Investors sent shares of King.com down more than 15% in its debut as a public company . But why did King bother going public in the first place?
Brendan Mcdermid / Reuters
Once you're lucky, twice you're good — except in the gaming industry, in which case it's once you're lucky, twice you're a god.
Every few years, a game company produces a single major hit that launches it into the stratosphere. In 2009, Zynga released FarmVille, a game that produced so much money that an entire massive gaming company was built around it. After that it was Draw Something, which turned the otherwise desperate OMGPOP into an overnight sensation that sold for $210 million to Zynga in 2012. And also beginning in 2012, it was King's Candy Crush Saga, which went on to arguably become the most popular mobile game of all time, bringing in billions of dollars for its parent company.
Yet none of those three companies have a follow-up to show, and indeed, not many game companies, mobile or traditional, do. Those that have are essentially legends: Valve, with Counter Strike and Half Life 2, along with a number of other games; Blizzard, with World of Warcraft and Starcraft 2; studios owned by larger companies like Naughty Dog, with the Uncharted Series, and BioWare with its Mass Effect games. Among all of them are two common traits: they, at least for the time being, are robust businesses, and they produce expensive games that require a larger ensemble team spanning artists, creative designers, engineers and acting talent.
But what would it take for a mobile company like Zynga, OMGPOP or King to actually be able to not only survive, but thrive as a large publicly-traded company?
The problem for the Zyngas, Kings and other mobile gaming companies is that the technical barriers for their kinds of games that used to exist, simply do not any more. The next hit can come out of nowhere, from a single person, and blow more pedigreed games off the App Store charts: Flappy Bird went from completely nonexistent to dominating the Apple App Store, and made its owner what was reported to be hundreds of thousands of dollars in advertising revenue the month that it was live.
The financial edge more modern mobile gaming companies had is beginning to wane. With the emergence of Facebook's mobile app install ads, targeting for app installs gets better and better every day, giving a smaller team a better chance of finding the right group of gamers to install the game and then spread it to their friends. (Think games like the tile-matching game like 2048, Dots, Flappy Bird, and the quiz game QuizUp.)
And this trend may eventually even extend to AAA studios. One of the most important edges that companies like Activision and Electronic Arts have enjoyed — the ability to pay the immense upfront cost for a technically-demanding game — is starting to taper off thanks to cheap development technologies like Unity. When asked by BuzzFeed at a panel last week, Unity CEO David Helgason said the company is "pretty damn close" to having the technology to allow a few designers in a garage to essentially create a game like Bioshock Infinite.
It takes more than a tiny team to make a game this beautiful — but as time goes on, the technical barriers to a graphically-advanced 3D game like Bioshock Infinite are also shrinking.
AP Photo/2K Games/Irrational Games
For a higher-end studio, which requires a mixture of creative artists, engineers, designers and a staff with the business wherewithal to keep the company running, amassing talent makes a bit more sense. After all, Bioshock Infinite isn't Bioshock Infinite without its beautiful art direction and deep storytelling.
But with the difficulty and costs of producing even technically-demanding games dropping like a rock, it's a better time than ever for an independent developer to set off and try to build the next major game.

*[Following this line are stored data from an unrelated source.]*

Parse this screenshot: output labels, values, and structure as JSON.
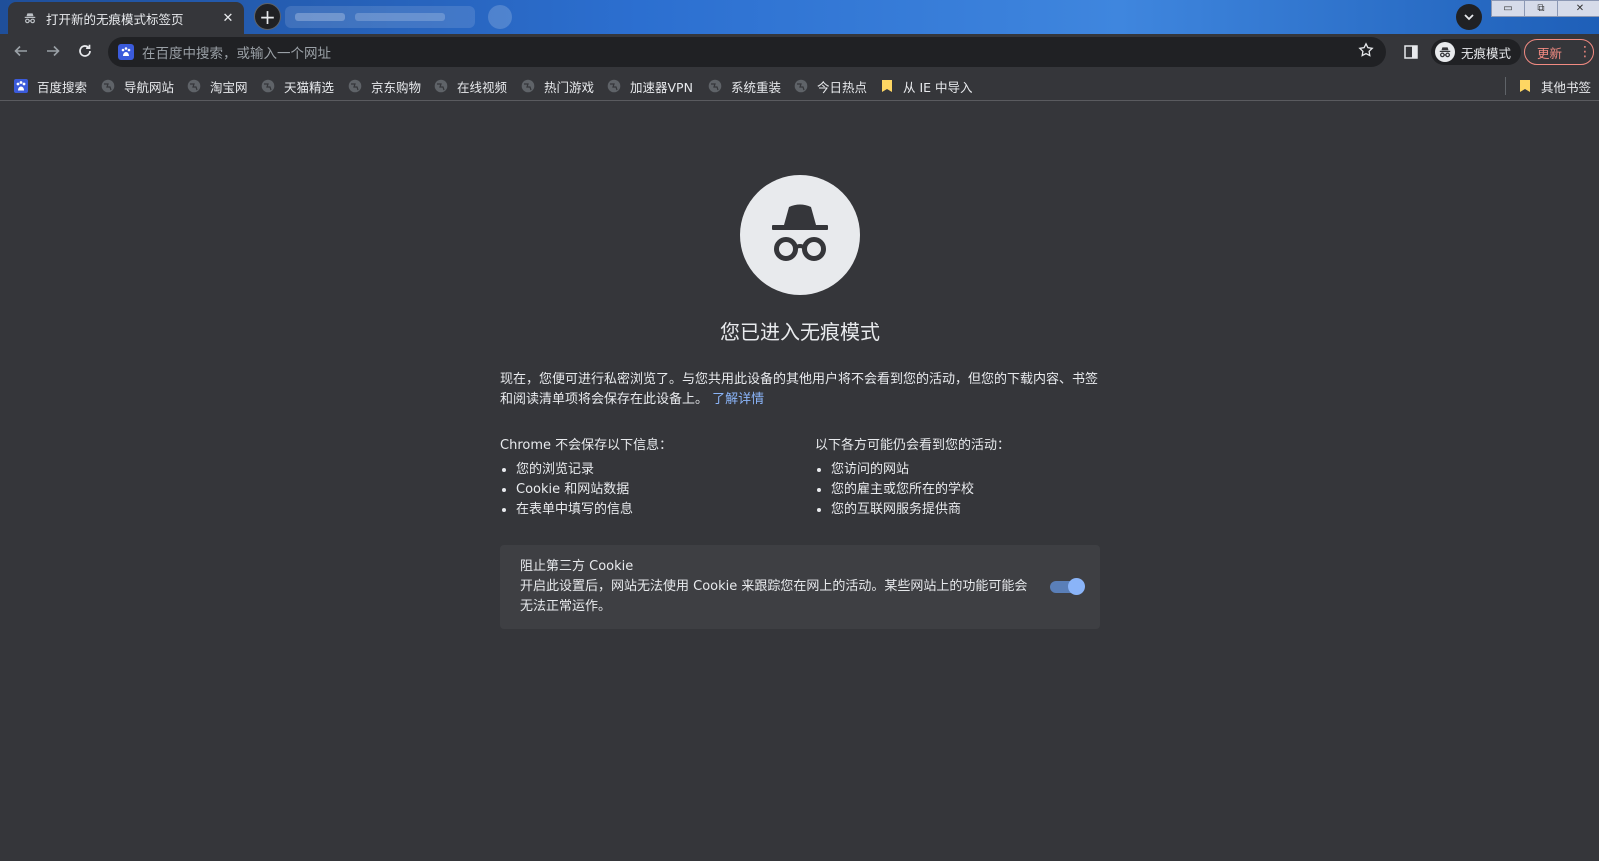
{
  "tabs": {
    "active_title": "打开新的无痕模式标签页",
    "close_glyph": "✕",
    "new_tab_glyph": "+"
  },
  "window_controls": {
    "minimize": "▭",
    "restore": "⧉",
    "close": "✕"
  },
  "toolbar": {
    "omnibox_placeholder": "在百度中搜索，或输入一个网址",
    "incognito_label": "无痕模式",
    "update_label": "更新",
    "menu_glyph": "⋮",
    "star_icon": "star-icon"
  },
  "bookmarks": {
    "items": [
      {
        "label": "百度搜索",
        "icon": "baidu-icon"
      },
      {
        "label": "导航网站",
        "icon": "globe-icon"
      },
      {
        "label": "淘宝网",
        "icon": "globe-icon"
      },
      {
        "label": "天猫精选",
        "icon": "globe-icon"
      },
      {
        "label": "京东购物",
        "icon": "globe-icon"
      },
      {
        "label": "在线视频",
        "icon": "globe-icon"
      },
      {
        "label": "热门游戏",
        "icon": "globe-icon"
      },
      {
        "label": "加速器VPN",
        "icon": "globe-icon"
      },
      {
        "label": "系统重装",
        "icon": "globe-icon"
      },
      {
        "label": "今日热点",
        "icon": "globe-icon"
      },
      {
        "label": "从 IE 中导入",
        "icon": "folder-icon"
      }
    ],
    "other": {
      "label": "其他书签",
      "icon": "folder-icon"
    }
  },
  "main": {
    "heading": "您已进入无痕模式",
    "intro": "现在，您便可进行私密浏览了。与您共用此设备的其他用户将不会看到您的活动，但您的下载内容、书签和阅读清单项将会保存在此设备上。",
    "learn_more": "了解详情",
    "left_column": {
      "title": "Chrome 不会保存以下信息：",
      "items": [
        "您的浏览记录",
        "Cookie 和网站数据",
        "在表单中填写的信息"
      ]
    },
    "right_column": {
      "title": "以下各方可能仍会看到您的活动：",
      "items": [
        "您访问的网站",
        "您的雇主或您所在的学校",
        "您的互联网服务提供商"
      ]
    },
    "cookie_card": {
      "title": "阻止第三方 Cookie",
      "description": "开启此设置后，网站无法使用 Cookie 来跟踪您在网上的活动。某些网站上的功能可能会无法正常运作。",
      "toggle_on": true
    }
  },
  "colors": {
    "background": "#35363a",
    "link": "#8ab4f8",
    "update_accent": "#f28b82"
  }
}
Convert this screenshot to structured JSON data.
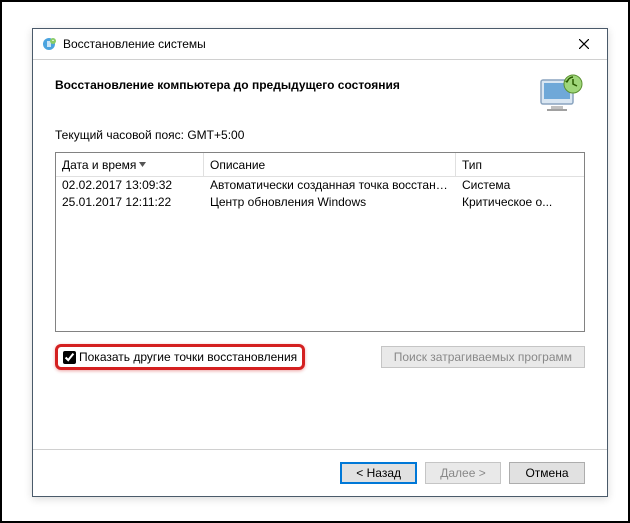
{
  "window": {
    "title": "Восстановление системы"
  },
  "header": {
    "title": "Восстановление компьютера до предыдущего состояния"
  },
  "content": {
    "timezone_label": "Текущий часовой пояс: GMT+5:00",
    "columns": {
      "date": "Дата и время",
      "desc": "Описание",
      "type": "Тип"
    },
    "rows": [
      {
        "date": "02.02.2017 13:09:32",
        "desc": "Автоматически созданная точка восстановле...",
        "type": "Система"
      },
      {
        "date": "25.01.2017 12:11:22",
        "desc": "Центр обновления Windows",
        "type": "Критическое о..."
      }
    ],
    "checkbox_label": "Показать другие точки восстановления",
    "scan_button": "Поиск затрагиваемых программ"
  },
  "footer": {
    "back": "< Назад",
    "next": "Далее >",
    "cancel": "Отмена"
  }
}
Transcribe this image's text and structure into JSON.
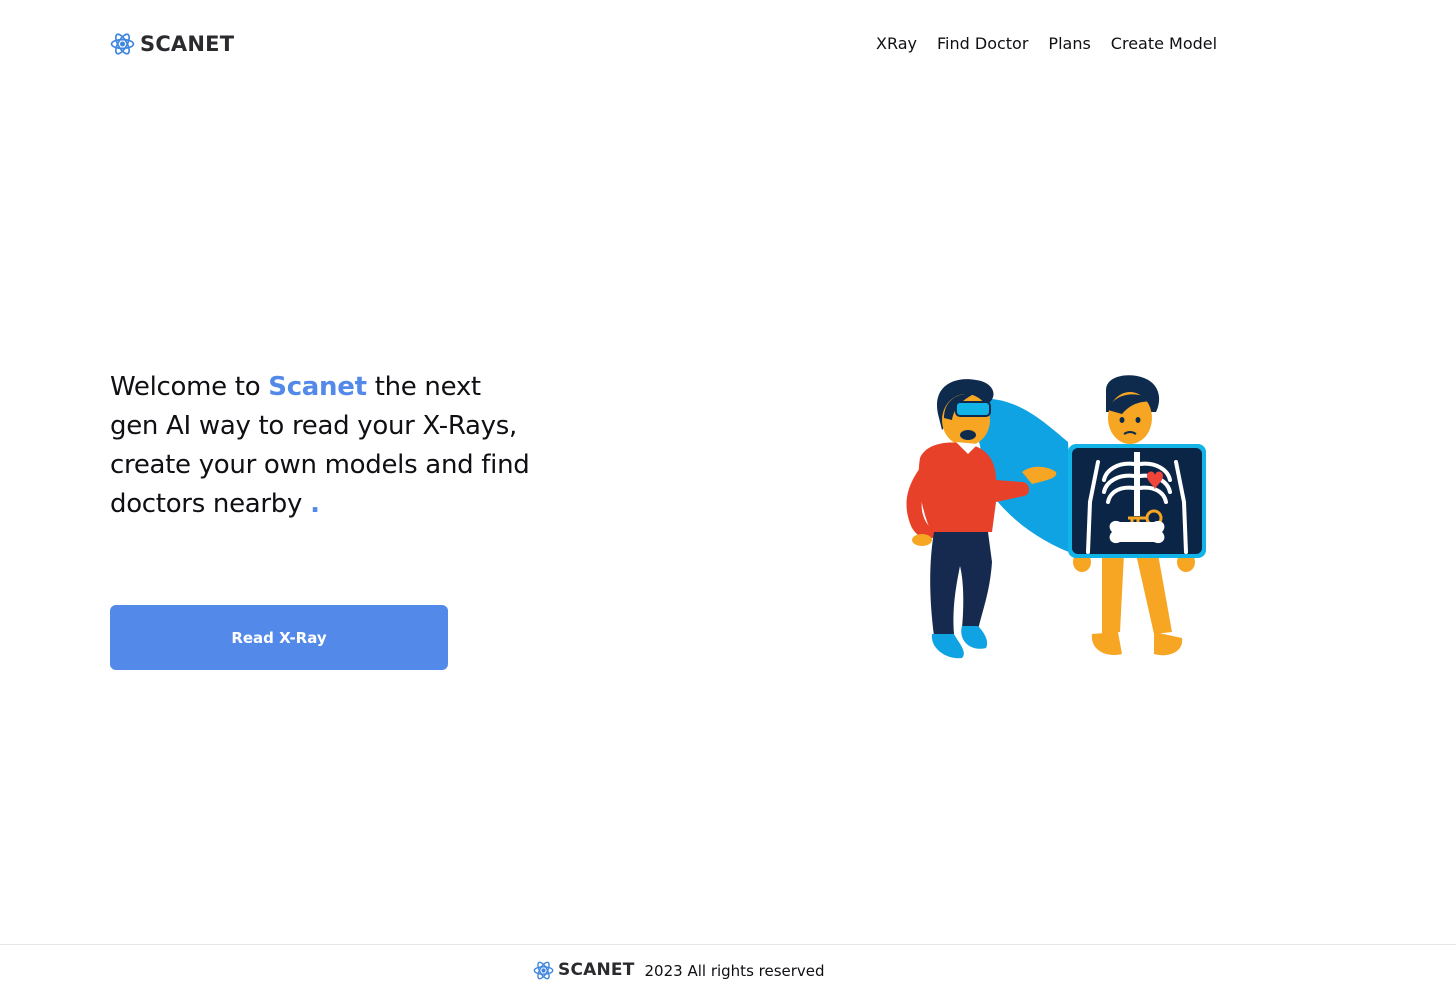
{
  "header": {
    "logo_text": "SCANET",
    "nav": [
      {
        "label": "XRay"
      },
      {
        "label": "Find Doctor"
      },
      {
        "label": "Plans"
      },
      {
        "label": "Create Model"
      }
    ]
  },
  "hero": {
    "title_prefix": "Welcome to ",
    "title_brand": "Scanet",
    "title_suffix": " the next gen AI way to read your X-Rays, create your own models and find doctors nearby ",
    "title_dot": ".",
    "cta_label": "Read X-Ray"
  },
  "footer": {
    "logo_text": "SCANET",
    "copyright": "2023 All rights reserved"
  },
  "colors": {
    "accent": "#538ae9",
    "text": "#0f0f14"
  },
  "icons": {
    "logo": "atom-icon"
  }
}
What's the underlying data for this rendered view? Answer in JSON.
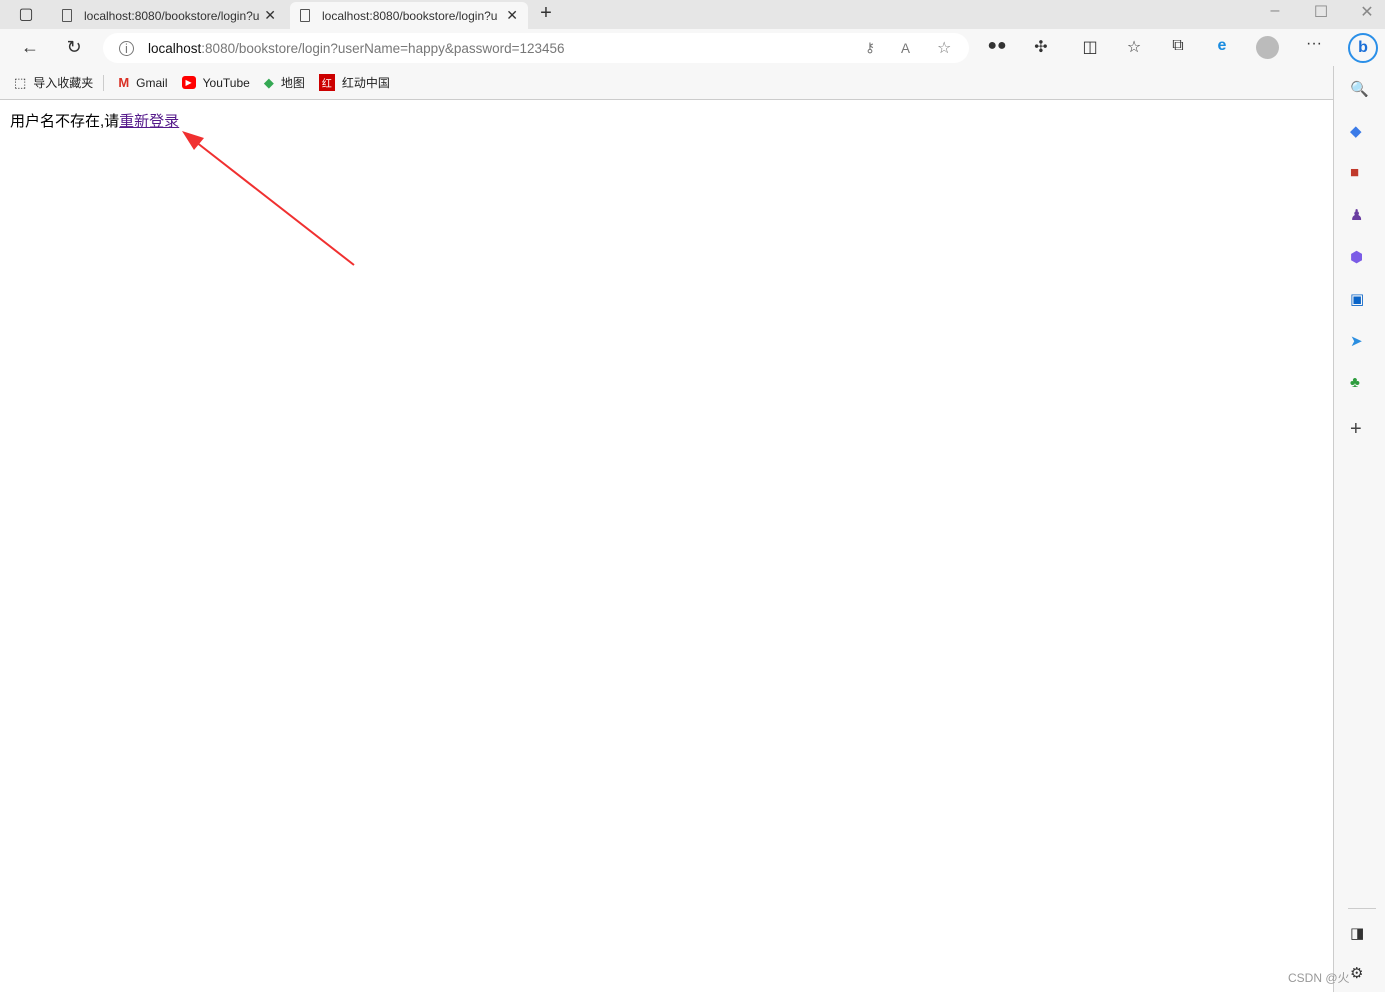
{
  "tabs": [
    {
      "title": "localhost:8080/bookstore/login?u",
      "active": false
    },
    {
      "title": "localhost:8080/bookstore/login?u",
      "active": true
    }
  ],
  "address": {
    "host": "localhost",
    "rest": ":8080/bookstore/login?userName=happy&password=123456"
  },
  "bookmarks": [
    {
      "label": "导入收藏夹",
      "icon": "import-icon"
    },
    {
      "label": "Gmail",
      "icon": "gmail-icon"
    },
    {
      "label": "YouTube",
      "icon": "youtube-icon"
    },
    {
      "label": "地图",
      "icon": "maps-icon"
    },
    {
      "label": "红动中国",
      "icon": "redocn-icon"
    }
  ],
  "page": {
    "message": "用户名不存在,请",
    "link": "重新登录"
  },
  "watermark": "CSDN @火",
  "annotation_color": "#f03030"
}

Of course, it isn't easy — in fact most games, like most startups, will fail — but the possibility exists today that didn't exist five years ago.
And outcomes abound for developers beyond building a giant gaming company and trying to take it public. The most obvious pathway would be to do what Mojang, the creator of Minecraft, has done: build a killer game and quietly make an enormous amount of money with a small team, leading to huge profit margins for the company. That money could be reinvested in a new game, or paid out as a huge dividend to employees for their hard work — and in that case, the developers could even make more than they would through an outright exit.
Alternatively, companies can go the route of Supercell, which basically sold half its company in a financing deal where the company raised $1 billion from Softbank. This is more of a direct obvious exit for founders and the company, and then gives a company with a large platform — in this case, a telecommunications provider — access to the IP to better sell products.
But if King's public debut was any kind of indication, going public with a single hit — even if it is the most popular game of all time — does not bode well for the purposes of building a long-lasting company.
Ironically, one of the most successful gaming companies of all time was actually a hardware company. Nintendo has produced games that are beloved by gamers — and still does today — but those games are built solely for its platforms like the Wii and the Nintendo 3DS. That Nintendo is beginning to falter is not a sign that it is no longer making good games, but rather that it can't produce hardware that can compete with companies like Apple.